OŁAWSKI INFORMATOR TURYSTYCZNY

XXII Aprilis w Ryczynie


23.04.2016r

-

no cóż….. pogada lubi płatać figle jak mówili wczesnośredniowieczni Słowianie ;)

ale jak będzie się okaże……

A z imprezowych nowinek:

im bliżej imprezy to ilość nagród nam  przybywa….

gier planujemy trochę, więc każdy powinien być zadowolony.

A nagrody na dziś mamy dzięki :

m.in.

oczywiście Gminie Oława

-  Panu Wójtowi Janowi Kownackiemu  oraz  Adzie Krakowskiej

oraz  Browarowi PROBUS , który przygotuje dla nas żurek oraz nagrodę specjalną  (  ;)   bardzo specjalna…. )

….

a teraz kilka informacji o nas ,  opisanych piórem Doroty Olender – Ryczynianki :

Grupa Rekonstrukcyjna Ryczynian znad Odry – kim jesteśmy?

 

Ot, i właśnie ! Kilka lat dyskusji w kuluarach „że trzeba”, „że należałoby”, „że można”..ale, że nie ma pieniędzy a bez pieniędzy się nie da,

bo przecież wszystko kosztuje. Ale w sumie to fajnie by było…
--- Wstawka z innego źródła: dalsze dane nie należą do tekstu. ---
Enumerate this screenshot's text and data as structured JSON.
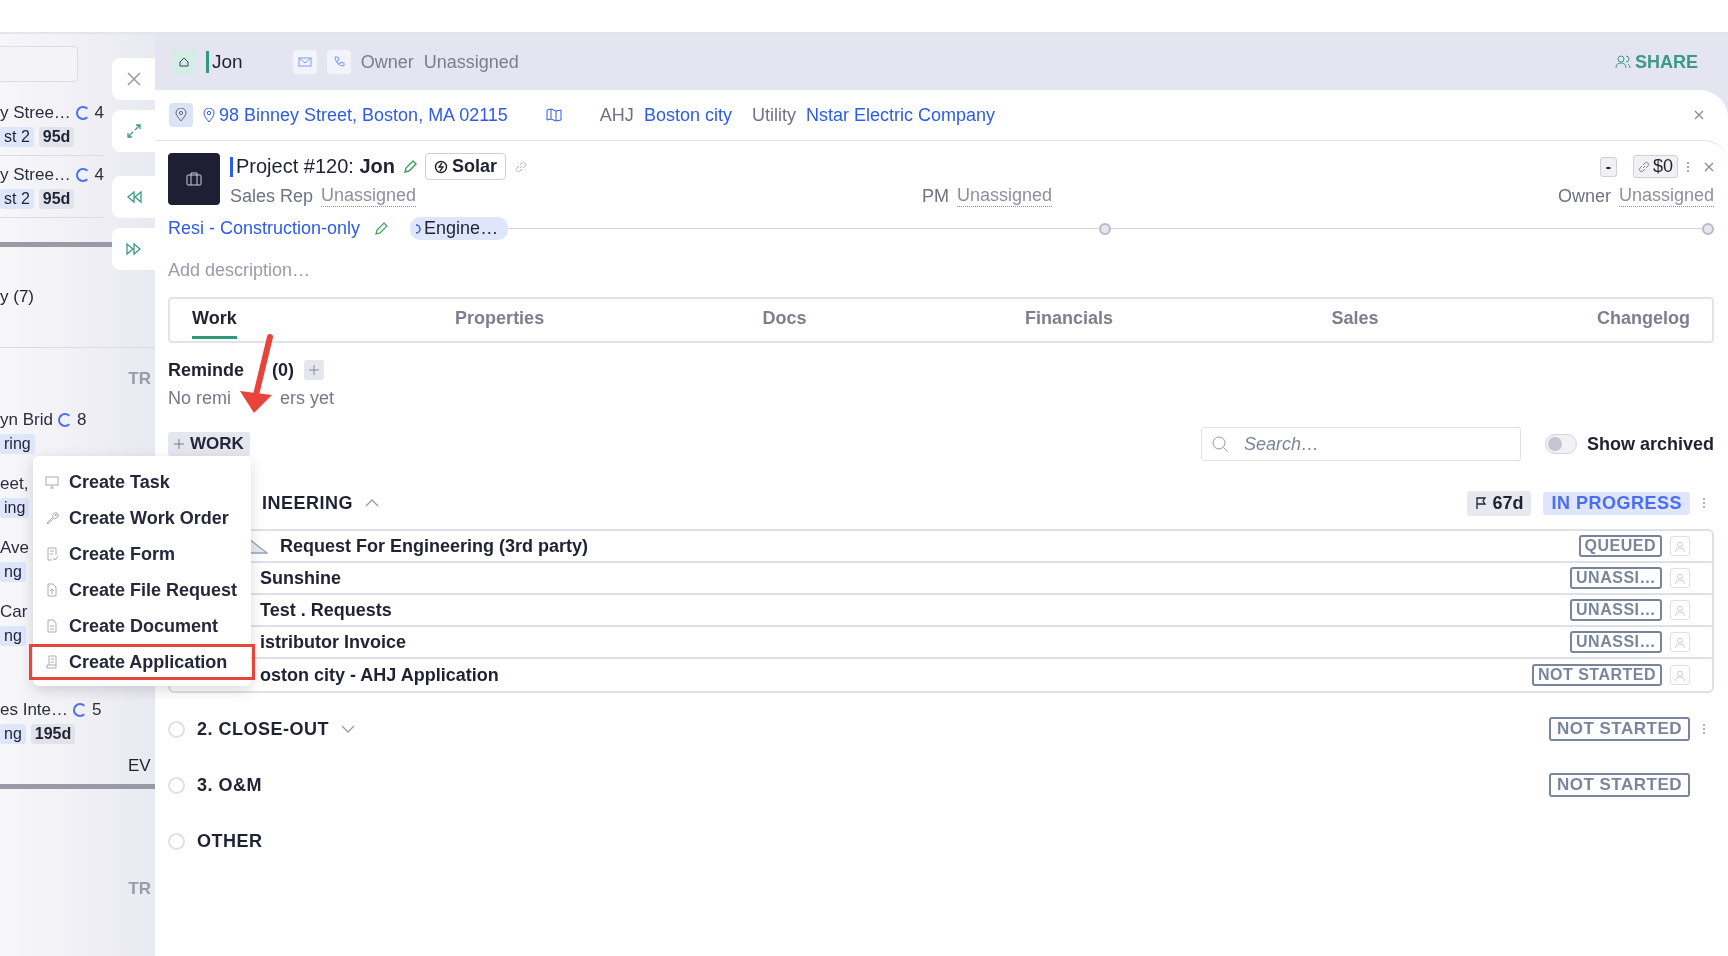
{
  "background_list": {
    "cards_top": [
      {
        "line1": "y Stree…",
        "count": "4",
        "line2": "st 2",
        "age": "95d"
      },
      {
        "line1": "y Stree…",
        "count": "4",
        "line2": "st 2",
        "age": "95d"
      }
    ],
    "group_label": "y (7)",
    "column_head": "TR",
    "cards_bottom": [
      {
        "line1": "yn Brid",
        "count": "8",
        "line2": "ring"
      },
      {
        "line1": "eet,",
        "line2": "ing"
      },
      {
        "line1": "Ave",
        "line2": "ng"
      },
      {
        "line1": "Car",
        "line2": "ng"
      },
      {
        "line1": "es Inte…",
        "count": "5",
        "line2": "ng",
        "age": "195d",
        "extra": "EV"
      }
    ],
    "column_head_2": "TR"
  },
  "header": {
    "name": "Jon",
    "owner_label": "Owner",
    "owner": "Unassigned",
    "share": "SHARE"
  },
  "location": {
    "address": "98 Binney Street, Boston, MA 02115",
    "ahj_label": "AHJ",
    "ahj": "Boston city",
    "utility_label": "Utility",
    "utility": "Nstar Electric Company"
  },
  "project": {
    "title_prefix": "Project #120:",
    "name": "Jon",
    "type": "Solar",
    "minus": "-",
    "value": "$0",
    "sales_rep_label": "Sales Rep",
    "sales_rep": "Unassigned",
    "pm_label": "PM",
    "pm": "Unassigned",
    "owner_label": "Owner",
    "owner": "Unassigned",
    "workflow": "Resi - Construction-only",
    "stage": "Engine…",
    "description_placeholder": "Add description…"
  },
  "tabs": [
    {
      "label": "Work",
      "selected": true
    },
    {
      "label": "Properties",
      "selected": false
    },
    {
      "label": "Docs",
      "selected": false
    },
    {
      "label": "Financials",
      "selected": false
    },
    {
      "label": "Sales",
      "selected": false
    },
    {
      "label": "Changelog",
      "selected": false
    }
  ],
  "reminders": {
    "title_start": "Reminde",
    "count": "(0)",
    "empty_start": "No remi",
    "empty_end": "ers yet"
  },
  "work_button": "WORK",
  "search": {
    "placeholder": "Search…"
  },
  "show_archived": {
    "label": "Show archived",
    "on": false
  },
  "sections": [
    {
      "title": "INEERING",
      "expanded": true,
      "age": "67d",
      "status": "IN PROGRESS",
      "kind": "current",
      "menu": true,
      "items": [
        {
          "title": "Request For Engineering (3rd party)",
          "status": "QUEUED"
        },
        {
          "title": "Sunshine",
          "status": "UNASSI…"
        },
        {
          "title": "Test . Requests",
          "status": "UNASSI…"
        },
        {
          "title": "istributor Invoice",
          "status": "UNASSI…"
        },
        {
          "title": "oston city - AHJ Application",
          "status": "NOT STARTED"
        }
      ]
    },
    {
      "title": "2. CLOSE-OUT",
      "expanded": false,
      "status": "NOT STARTED",
      "kind": "pending",
      "menu": true
    },
    {
      "title": "3. O&M",
      "status": "NOT STARTED",
      "kind": "pending",
      "menu": false
    },
    {
      "title": "OTHER",
      "menu": false
    }
  ],
  "menu": {
    "items": [
      {
        "label": "Create Task",
        "highlighted": false
      },
      {
        "label": "Create Work Order",
        "highlighted": false
      },
      {
        "label": "Create Form",
        "highlighted": false
      },
      {
        "label": "Create File Request",
        "highlighted": false
      },
      {
        "label": "Create Document",
        "highlighted": false
      },
      {
        "label": "Create Application",
        "highlighted": true
      }
    ]
  }
}
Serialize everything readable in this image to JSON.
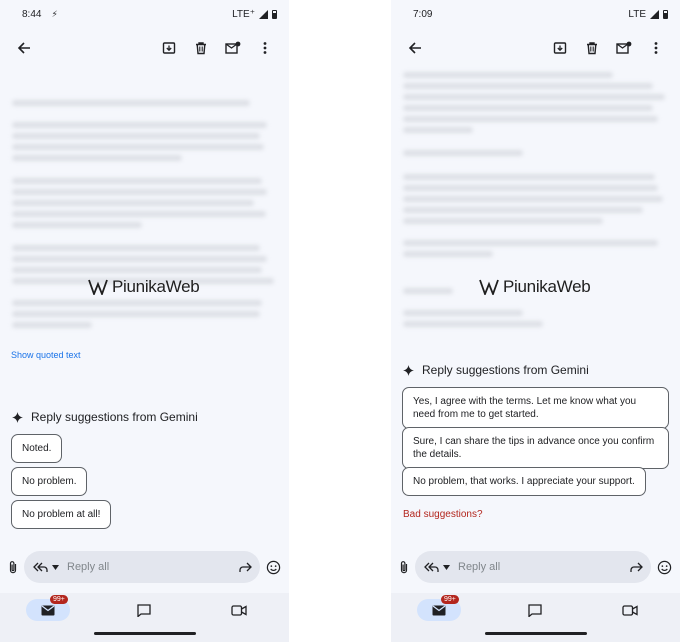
{
  "left": {
    "status": {
      "time": "8:44",
      "network": "LTE⁺"
    },
    "show_quoted": "Show quoted text",
    "gemini_title": "Reply suggestions from Gemini",
    "chips": [
      "Noted.",
      "No problem.",
      "No problem at all!"
    ],
    "reply_placeholder": "Reply all",
    "badge": "99+"
  },
  "right": {
    "status": {
      "time": "7:09",
      "network": "LTE"
    },
    "gemini_title": "Reply suggestions from Gemini",
    "chips": [
      "Yes, I agree with the terms. Let me know what you need from me to get started.",
      "Sure, I can share the tips in advance once you confirm the details.",
      "No problem, that works. I appreciate your support."
    ],
    "bad_suggestions": "Bad suggestions?",
    "reply_placeholder": "Reply all",
    "badge": "99+"
  },
  "watermark": "PiunikaWeb",
  "colors": {
    "accent_link": "#1a73e8",
    "badge_red": "#b3261e",
    "active_nav": "#d3e3fd"
  },
  "icons": [
    "back-arrow-icon",
    "archive-icon",
    "delete-icon",
    "mark-unread-icon",
    "more-vert-icon",
    "gemini-sparkle-icon",
    "attach-icon",
    "reply-all-icon",
    "forward-icon",
    "emoji-icon",
    "mail-icon",
    "chat-icon",
    "meet-icon"
  ]
}
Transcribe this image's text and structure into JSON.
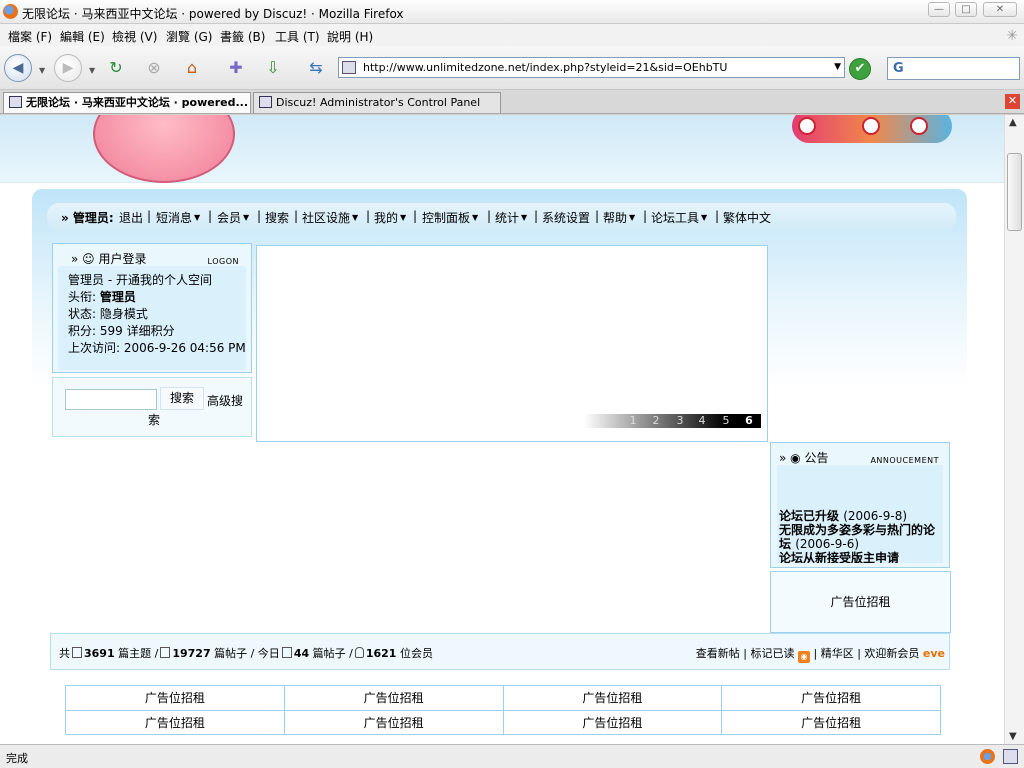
{
  "window": {
    "title": "无限论坛 · 马来西亚中文论坛 · powered by Discuz! · Mozilla Firefox"
  },
  "menu": [
    "檔案 (F)",
    "編輯 (E)",
    "檢視 (V)",
    "瀏覽 (G)",
    "書籤 (B)",
    "工具 (T)",
    "說明 (H)"
  ],
  "toolbar": {
    "url": "http://www.unlimitedzone.net/index.php?styleid=21&sid=OEhbTU",
    "search_engine": "G"
  },
  "tabs": [
    {
      "label": "无限论坛 · 马来西亚中文论坛 · powered...",
      "active": true
    },
    {
      "label": "Discuz! Administrator's Control Panel",
      "active": false
    }
  ],
  "nav": {
    "prefix": "» 管理员:",
    "items": [
      "退出",
      "短消息",
      "会员",
      "搜索",
      "社区设施",
      "我的",
      "控制面板",
      "统计",
      "系统设置",
      "帮助",
      "论坛工具",
      "繁体中文"
    ]
  },
  "login": {
    "title": "用户登录",
    "tag": "LOGON",
    "lines": [
      "管理员  - 开通我的个人空间",
      "头衔: ",
      "状态: 隐身模式",
      "积分: 599 详细积分",
      "上次访问: 2006-9-26 04:56 PM"
    ],
    "title_value": "管理员"
  },
  "search": {
    "button": "搜索",
    "advanced": "高级搜",
    "advanced_wrap": "索"
  },
  "slider": {
    "pages": [
      "1",
      "2",
      "3",
      "4",
      "5",
      "6"
    ],
    "active_page": "6"
  },
  "announcement": {
    "title": "公告",
    "tag": "ANNOUCEMENT",
    "items": [
      {
        "title": "论坛已升级",
        "date": "(2006-9-8)"
      },
      {
        "title": "无限成为多姿多彩与热门的论坛",
        "date": "(2006-9-6)"
      },
      {
        "title": "论坛从新接受版主申请",
        "date": ""
      }
    ]
  },
  "ad_text": "广告位招租",
  "stats": {
    "total_label": "共",
    "threads": "3691",
    "threads_label": "篇主题 /",
    "posts": "19727",
    "posts_label": "篇帖子 / 今日",
    "today": "44",
    "today_label": "篇帖子 /",
    "members": "1621",
    "members_label": "位会员",
    "right_links": "查看新帖 | 标记已读",
    "digest": "| 精华区 | 欢迎新会员",
    "new_member": "eve"
  },
  "ad_table": [
    [
      "广告位招租",
      "广告位招租",
      "广告位招租",
      "广告位招租"
    ],
    [
      "广告位招租",
      "广告位招租",
      "广告位招租",
      "广告位招租"
    ]
  ],
  "status": {
    "text": "完成"
  }
}
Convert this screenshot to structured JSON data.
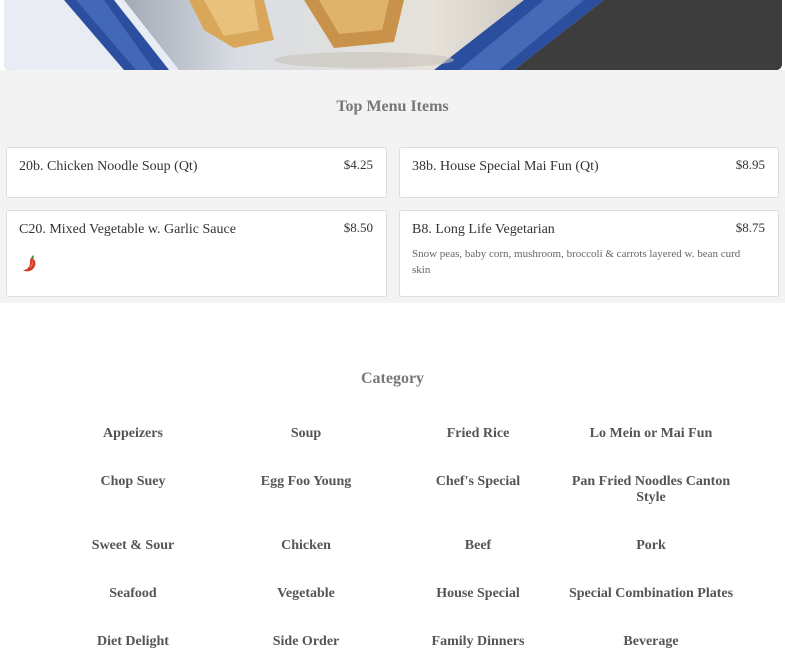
{
  "hero": {
    "image": "spring-rolls-on-blue-plate"
  },
  "top_menu": {
    "title": "Top Menu Items",
    "items": [
      {
        "name": "20b. Chicken Noodle Soup (Qt)",
        "price": "$4.25",
        "description": ""
      },
      {
        "name": "38b. House Special Mai Fun (Qt)",
        "price": "$8.95",
        "description": ""
      },
      {
        "name": "C20. Mixed Vegetable w. Garlic Sauce",
        "price": "$8.50",
        "description": "",
        "icon": "chili-pepper-icon"
      },
      {
        "name": "B8. Long Life Vegetarian",
        "price": "$8.75",
        "description": "Snow peas, baby corn, mushroom, broccoli & carrots layered w. bean curd skin"
      }
    ]
  },
  "category": {
    "title": "Category",
    "items": [
      "Appeizers",
      "Soup",
      "Fried Rice",
      "Lo Mein or Mai Fun",
      "Chop Suey",
      "Egg Foo Young",
      "Chef's Special",
      "Pan Fried Noodles Canton Style",
      "Sweet & Sour",
      "Chicken",
      "Beef",
      "Pork",
      "Seafood",
      "Vegetable",
      "House Special",
      "Special Combination Plates",
      "Diet Delight",
      "Side Order",
      "Family Dinners",
      "Beverage"
    ]
  },
  "colors": {
    "chili": "#d23a2a",
    "plate_blue": "#2b4f9e",
    "section_bg": "#f3f3f3"
  }
}
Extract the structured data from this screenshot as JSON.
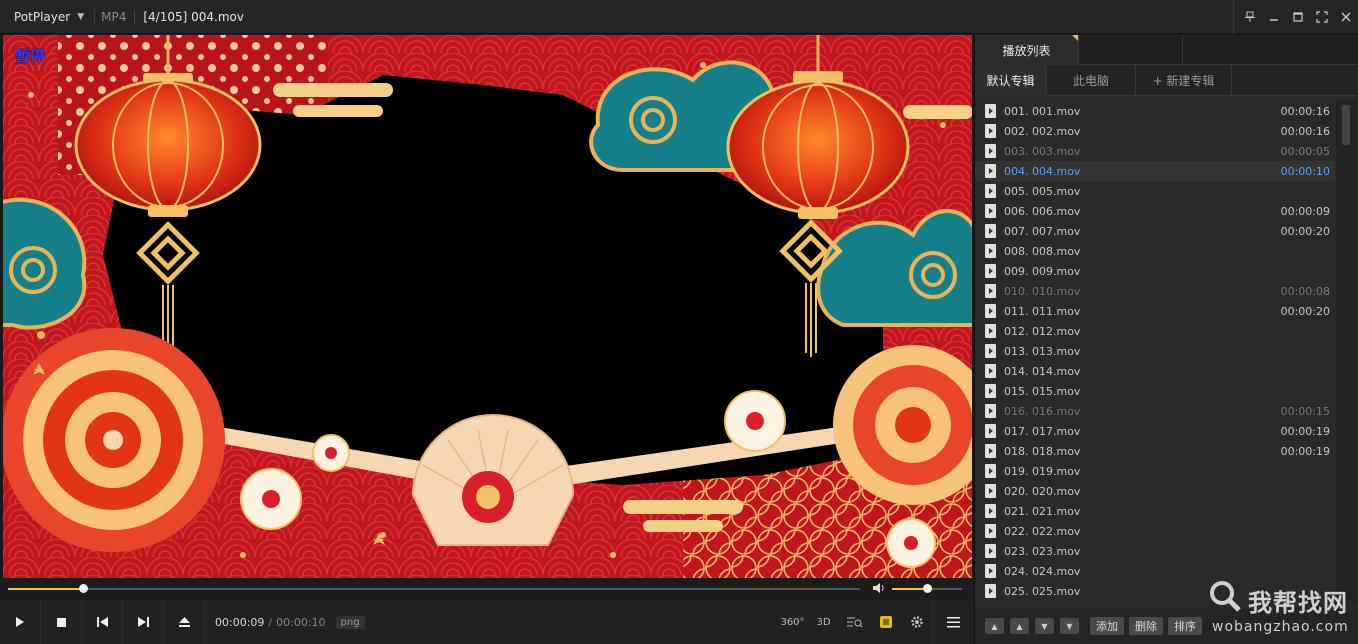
{
  "titlebar": {
    "app_name": "PotPlayer",
    "format": "MP4",
    "file_title": "[4/105] 004.mov",
    "controls": [
      "pin-icon",
      "minimize-icon",
      "maximize-icon",
      "fullscreen-icon",
      "close-icon"
    ]
  },
  "video": {
    "status_text": "暂停"
  },
  "seek": {
    "progress": 0.088,
    "volume": 0.5
  },
  "controls": {
    "current_time": "00:00:09",
    "separator": "/",
    "total_time": "00:00:10",
    "codec": "png",
    "vr_label": "360°",
    "3d_label": "3D"
  },
  "playlist": {
    "panel_tab": "播放列表",
    "album_tabs": [
      "默认专辑",
      "此电脑",
      "+ 新建专辑"
    ],
    "items": [
      {
        "name": "001. 001.mov",
        "duration": "00:00:16",
        "state": "normal"
      },
      {
        "name": "002. 002.mov",
        "duration": "00:00:16",
        "state": "normal"
      },
      {
        "name": "003. 003.mov",
        "duration": "00:00:05",
        "state": "dim"
      },
      {
        "name": "004. 004.mov",
        "duration": "00:00:10",
        "state": "current"
      },
      {
        "name": "005. 005.mov",
        "duration": "",
        "state": "normal"
      },
      {
        "name": "006. 006.mov",
        "duration": "00:00:09",
        "state": "normal"
      },
      {
        "name": "007. 007.mov",
        "duration": "00:00:20",
        "state": "normal"
      },
      {
        "name": "008. 008.mov",
        "duration": "",
        "state": "normal"
      },
      {
        "name": "009. 009.mov",
        "duration": "",
        "state": "normal"
      },
      {
        "name": "010. 010.mov",
        "duration": "00:00:08",
        "state": "dim"
      },
      {
        "name": "011. 011.mov",
        "duration": "00:00:20",
        "state": "normal"
      },
      {
        "name": "012. 012.mov",
        "duration": "",
        "state": "normal"
      },
      {
        "name": "013. 013.mov",
        "duration": "",
        "state": "normal"
      },
      {
        "name": "014. 014.mov",
        "duration": "",
        "state": "normal"
      },
      {
        "name": "015. 015.mov",
        "duration": "",
        "state": "normal"
      },
      {
        "name": "016. 016.mov",
        "duration": "00:00:15",
        "state": "dim"
      },
      {
        "name": "017. 017.mov",
        "duration": "00:00:19",
        "state": "normal"
      },
      {
        "name": "018. 018.mov",
        "duration": "00:00:19",
        "state": "normal"
      },
      {
        "name": "019. 019.mov",
        "duration": "",
        "state": "normal"
      },
      {
        "name": "020. 020.mov",
        "duration": "",
        "state": "normal"
      },
      {
        "name": "021. 021.mov",
        "duration": "",
        "state": "normal"
      },
      {
        "name": "022. 022.mov",
        "duration": "",
        "state": "normal"
      },
      {
        "name": "023. 023.mov",
        "duration": "",
        "state": "normal"
      },
      {
        "name": "024. 024.mov",
        "duration": "",
        "state": "normal"
      },
      {
        "name": "025. 025.mov",
        "duration": "",
        "state": "normal"
      }
    ],
    "bottom_buttons": [
      "添加",
      "删除",
      "排序"
    ]
  },
  "watermark": {
    "title": "我帮找网",
    "url": "wobangzhao.com"
  },
  "colors": {
    "accent": "#e8c14a",
    "current_item": "#5aa0ff",
    "video_bg": "#b8141a"
  }
}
Aż nagle po ostatnim XXI Aprilisowym Zlocie Turystycznym w Ryczynie,

rozpoczęły się znów dyskusje i rozmowy szczególnie na internetowych stronach, bo jak wiadomo poprzedni

Zlot się udał i każdy następny też się uda, a że robimy to na ryczyńskiej ziemi..No to wypadałoby by i Ryczynianie na tej ziemi się pokazali.

Hmm…i właśnie z tych luźnych rozmów urodziła się inicjatywa powstania Stowarzyszenia Ryczynian znad Odry.

Zebrała się grupka pasjonatów historią Słowian, ich życiem,wierzeniami, zielarstwem,  zabawą, strojami, biżuterią i odtworzeniem ich w dzisiejszych czasach.

No się zaczęło! Najpierw była wycieczka do Małgosi,głównodowodzącej by się obmierzyć,

Agnieszka skrupulatnie to spisała, zebrały pieniążki na materiał i pojechały po len..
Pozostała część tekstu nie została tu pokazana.